2008年6月10日星期二

笔记 : Mastering Regular Expressions

[abc]与(a|b|c)
见:Mastering Regular Expressions-1.4. Egrep Metacharacters
Don't confuse alternation with a character class. The class [abc] and the alternation (a|b|c) effectively mean the same thing, but the similarity in this example does not extend to the general case. A character class can match exactly one character, and that's true no matter how long or short the specified list of acceptable characters might be.
Alternation, on the other hand, can have arbitrarily long alternatives, each textually unrelated to the other: \<(1,000,000|million|thousand•thou)\>. However, alternation can't be negated like a character class.
character class每次是匹配集合中的任意"一个"字符,而且可以加^表示该集合的补集。在这边是[abc]。
alternation是匹配集合里面的任意"一项",可以是字符串匹配,该集合不能简单取反。在这边是(a|b|c)。
正向、反向预搜索
见: Mastering Regular Expressions-2.3.5.2. A few more lookahead examples
Table 2-1. Approaches to the "Jeffs" Problem
Solution Comments
s/\bJeffs\b/Jeff's/g The simplest, most straightforward, and efficient solution; the one I'd use if I weren't trying to show other interesting ways to approach the same problem. Without lookaround, the regex "consumes" the entire 'Jeffs'.
s/\b(Jeff)(s)\b/$1'$2/g Complex without benefit. Still consumes entire'Jeffs'.

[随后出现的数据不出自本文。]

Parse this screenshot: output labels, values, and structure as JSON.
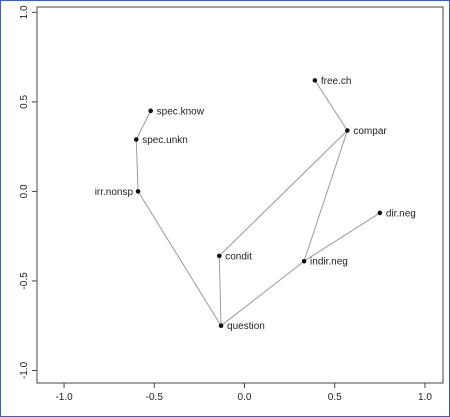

s/\bJeff(?=s\b)/Jeff'/g Doesn't actually consume the 's', but this not of much practical value here except to illustrate lookahead.
s/(?<=\bJeff)(?=s\b)/'/g This regex doesn't actually "consume" any text. It uses both lookahead and lookbehind to match positions of interest, at which an apostrophe is inserted. Very useful to illustrate lookaround.
s/(?=s\b)(?<=\bJeff)/'/g This is exactly the same as the one above, but the two lookaround tests are reversed. Because the tests don't consume text, the order in which they're applied makes no difference to whether there's a match.
从当前位置往前/往后做匹配,注意(?=Jeffery)Jeff相当于Jeff(?=ery),都是要找匹配Jeffery的字符串。
\G,向后匹配,\Q...\E
来源:Section 3.5. Common Metacharacters and Features
\G上次匹配末端,见3.5.3.3. Start of match (or end of previous match): \G
向后匹配时只能是定长的字符串:The most restrictive rule exists in Perl and Python, where the lookbehind can match only fixed-length strings. For example, (?\w) and (?this|that) are allowed, but (?books?) and (?<^\w+:) are not, as they can match a variable amount of text.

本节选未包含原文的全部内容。